About Getting Things Done
11 Mar
Maybe many of us geeky types live in our own worlds where we take for granted, as ‘normal,’ the things we know and love (or things we hear about a lot). Like GTD(Getting Things Done), for example. I’m not a huge practitioner of the GTD philosophy, but I read enough blogs about it, and as a Mac user/follower of Mac-centric software and tech news, am constantly in the loop about… GTD applications. I’ve tried just about every GTD app there is in the Macniverse, but seldom persisted (isn’t it strange there’s hardly even one equivalent GTD app on Windows that’s… near the quality of the many GTD apps we have on OS X?). Today, on a whim, I decided that implementing iGTD into my workflow would be a great idea.
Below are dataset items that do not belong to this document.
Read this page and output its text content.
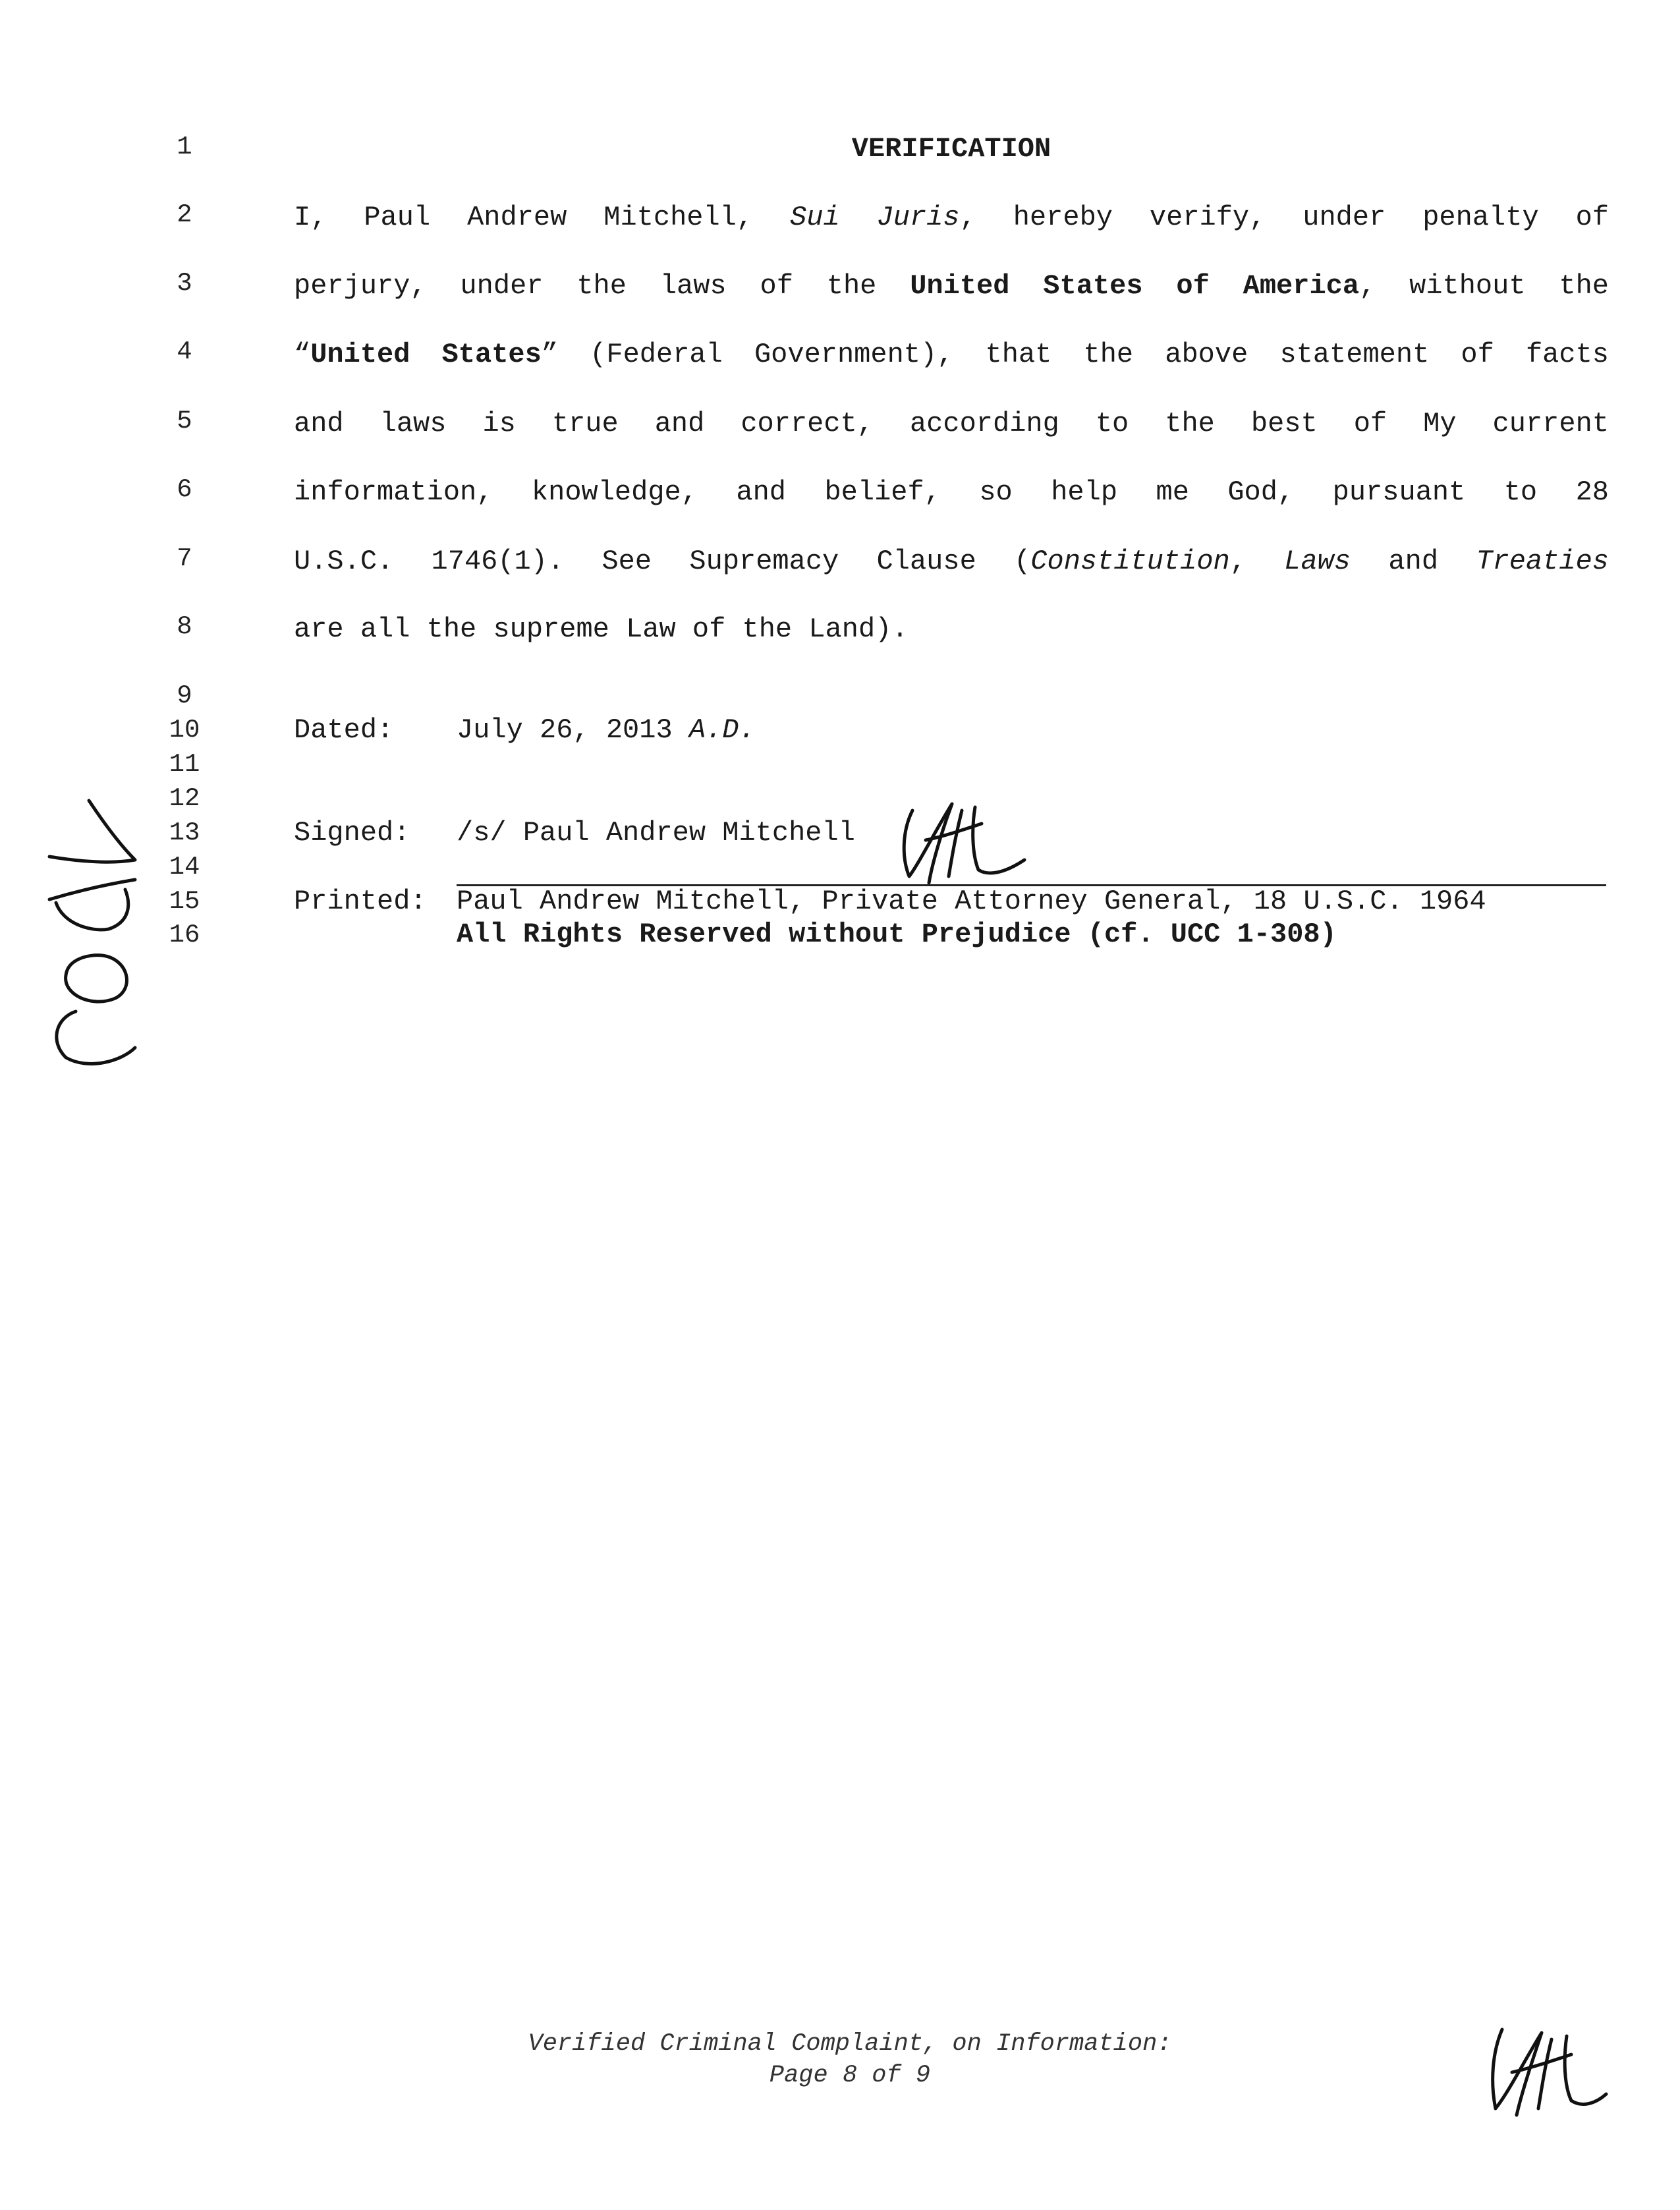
1
2
3
4
5
6
7
8
9
10
11
12
13
14
15
16
VERIFICATION
I, Paul Andrew Mitchell, Sui Juris, hereby verify, under penalty of
perjury, under the laws of the United States of America, without the
“United States” (Federal Government), that the above statement of facts
and laws is true and correct, according to the best of My current
information, knowledge, and belief, so help me God, pursuant to 28
U.S.C. 1746(1). See Supremacy Clause (Constitution, Laws and Treaties
are all the supreme Law of the Land).
Dated: July 26, 2013 A.D.
Signed: /s/ Paul Andrew Mitchell
Printed: Paul Andrew Mitchell, Private Attorney General, 18 U.S.C. 1964
All Rights Reserved without Prejudice (cf. UCC 1-308)
Verified Criminal Complaint, on Information:
Page 8 of 9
I had to tell someone about it on the phone.
Me: “Check your email, I sent you a screenshot of how I’m serious about doing what I promised you I’d do!”
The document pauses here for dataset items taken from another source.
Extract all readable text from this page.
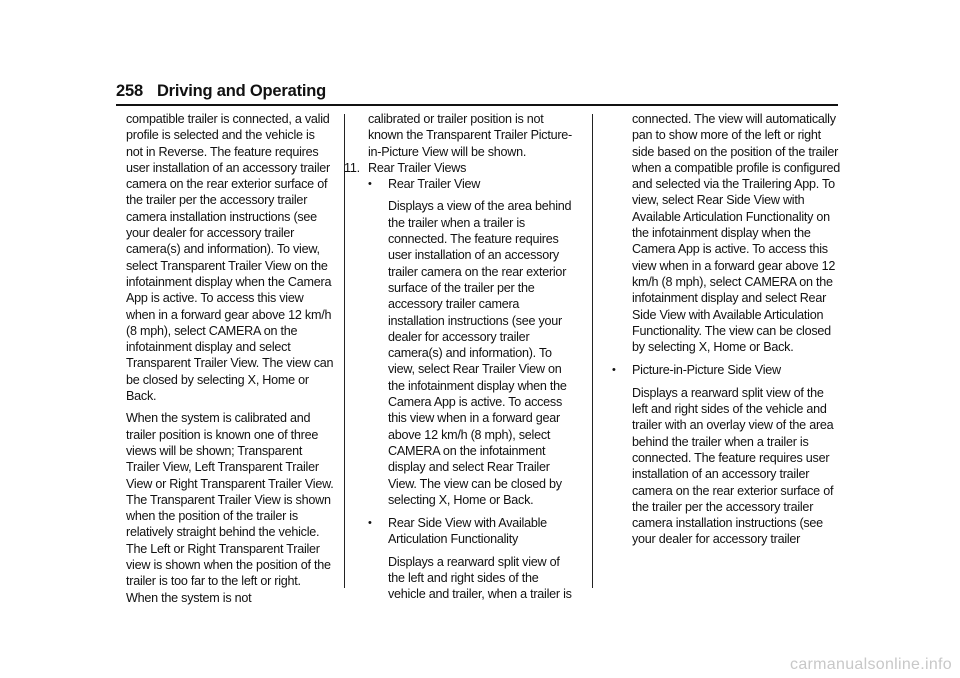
258 Driving and Operating

compatible trailer is connected, a valid profile is selected and the vehicle is not in Reverse. The feature requires user installation of an accessory trailer camera on the rear exterior surface of the trailer per the accessory trailer camera installation instructions (see your dealer for accessory trailer camera(s) and information). To view, select Transparent Trailer View on the infotainment display when the Camera App is active. To access this view when in a forward gear above 12 km/h (8 mph), select CAMERA on the infotainment display and select Transparent Trailer View. The view can be closed by selecting X, Home or Back.

When the system is calibrated and trailer position is known one of three views will be shown; Transparent Trailer View, Left Transparent Trailer View or Right Transparent Trailer View. The Transparent Trailer View is shown when the position of the trailer is relatively straight behind the vehicle. The Left or Right Transparent Trailer view is shown when the position of the trailer is too far to the left or right. When the system is not

calibrated or trailer position is not known the Transparent Trailer Picture-in-Picture View will be shown.

11. Rear Trailer Views
• Rear Trailer View
Displays a view of the area behind the trailer when a trailer is connected. The feature requires user installation of an accessory trailer camera on the rear exterior surface of the trailer per the accessory trailer camera installation instructions (see your dealer for accessory trailer camera(s) and information). To view, select Rear Trailer View on the infotainment display when the Camera App is active. To access this view when in a forward gear above 12 km/h (8 mph), select CAMERA on the infotainment display and select Rear Trailer View. The view can be closed by selecting X, Home or Back.
• Rear Side View with Available Articulation Functionality
Displays a rearward split view of the left and right sides of the vehicle and trailer, when a trailer is

connected. The view will automatically pan to show more of the left or right side based on the position of the trailer when a compatible profile is configured and selected via the Trailering App. To view, select Rear Side View with Available Articulation Functionality on the infotainment display when the Camera App is active. To access this view when in a forward gear above 12 km/h (8 mph), select CAMERA on the infotainment display and select Rear Side View with Available Articulation Functionality. The view can be closed by selecting X, Home or Back.

• Picture-in-Picture Side View
Displays a rearward split view of the left and right sides of the vehicle and trailer with an overlay view of the area behind the trailer when a trailer is connected. The feature requires user installation of an accessory trailer camera on the rear exterior surface of the trailer per the accessory trailer camera installation instructions (see your dealer for accessory trailer
carmanualsonline.info
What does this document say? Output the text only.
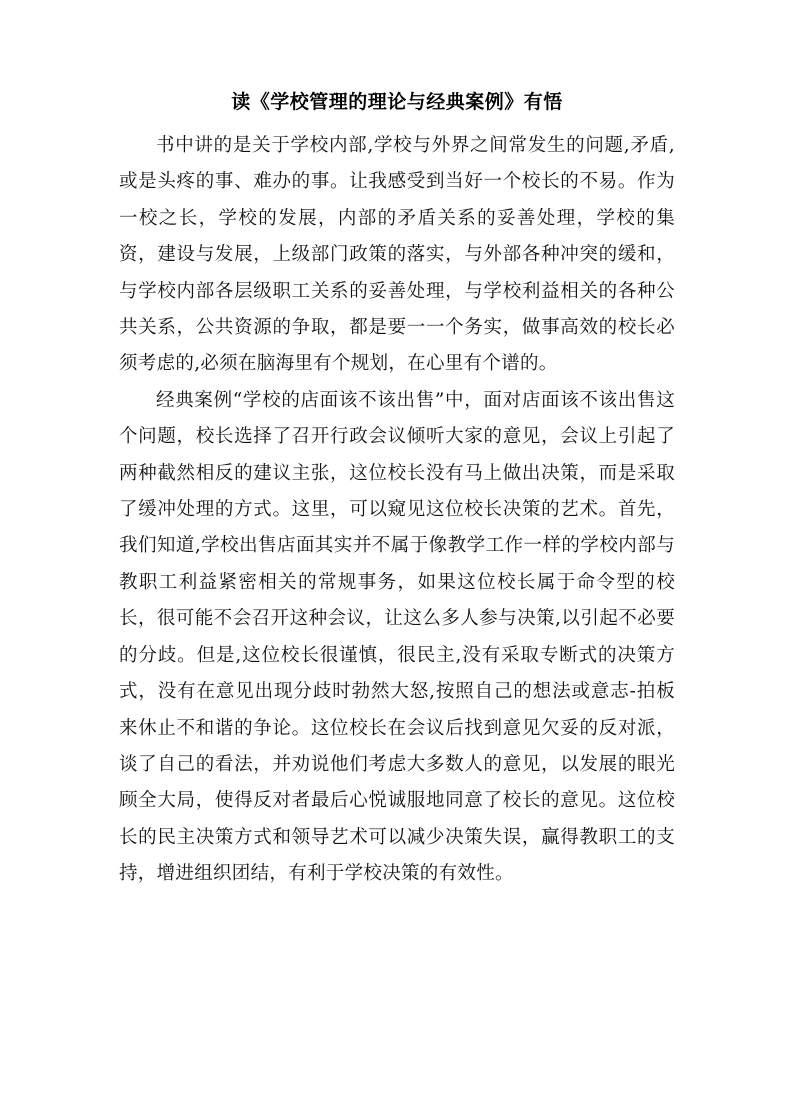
读《学校管理的理论与经典案例》有悟

书中讲的是关于学校内部,学校与外界之间常发生的问题,矛盾,或是头疼的事、难办的事。让我感受到当好一个校长的不易。作为一校之长，学校的发展，内部的矛盾关系的妥善处理，学校的集资，建设与发展，上级部门政策的落实，与外部各种冲突的缓和，与学校内部各层级职工关系的妥善处理，与学校利益相关的各种公共关系，公共资源的争取，都是要一一个务实，做事高效的校长必须考虑的,必须在脑海里有个规划，在心里有个谱的。

经典案例“学校的店面该不该出售”中，面对店面该不该出售这个问题，校长选择了召开行政会议倾听大家的意见，会议上引起了两种截然相反的建议主张，这位校长没有马上做出决策，而是采取了缓冲处理的方式。这里，可以窥见这位校长决策的艺术。首先，我们知道,学校出售店面其实并不属于像教学工作一样的学校内部与教职工利益紧密相关的常规事务，如果这位校长属于命令型的校长，很可能不会召开这种会议，让这么多人参与决策,以引起不必要的分歧。但是,这位校长很谨慎，很民主,没有采取专断式的决策方式，没有在意见出现分歧时勃然大怒,按照自己的想法或意志-拍板来休止不和谐的争论。这位校长在会议后找到意见欠妥的反对派，谈了自己的看法，并劝说他们考虑大多数人的意见，以发展的眼光顾全大局，使得反对者最后心悦诚服地同意了校长的意见。这位校长的民主决策方式和领导艺术可以减少决策失误，赢得教职工的支持，增进组织团结，有利于学校决策的有效性。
Someone: “How do you go about proving that you’re serious about doing something you promised me.. in a screenshot?”
Me: “I downloaded this application, created a new project for you, and added the two tasks I was supposed to do under it. Marked it as high priority, even.”
Someone: “Instead of… actually just doing it?”
Me: “That’s right. Funny how I haven’t… thought of that.”
Moral of the story. Every once in a while, look up from your RSS reader and your GTD applications, and… actually try to get things done instead of blogging about getting things done. That is, if you’re a regular geek like me and not one of those not super-efficient GTD kungfu masters who can code beautifully, write really well, take great photographs, run a highly successful online empire, all while writing code that can change the world, and organizing the bits and pieces of your life using GTD applications. Alternatively. Use any combination of the following: pen and paper, pen and sweaty palm, a real stickie note stuck on computer screen. Because I could really do with getting things actually done right now, with the million and one projects I’ve very ambitiously taken on, being hyper-efficient might not help as much as having maybe eight extra hours in a day.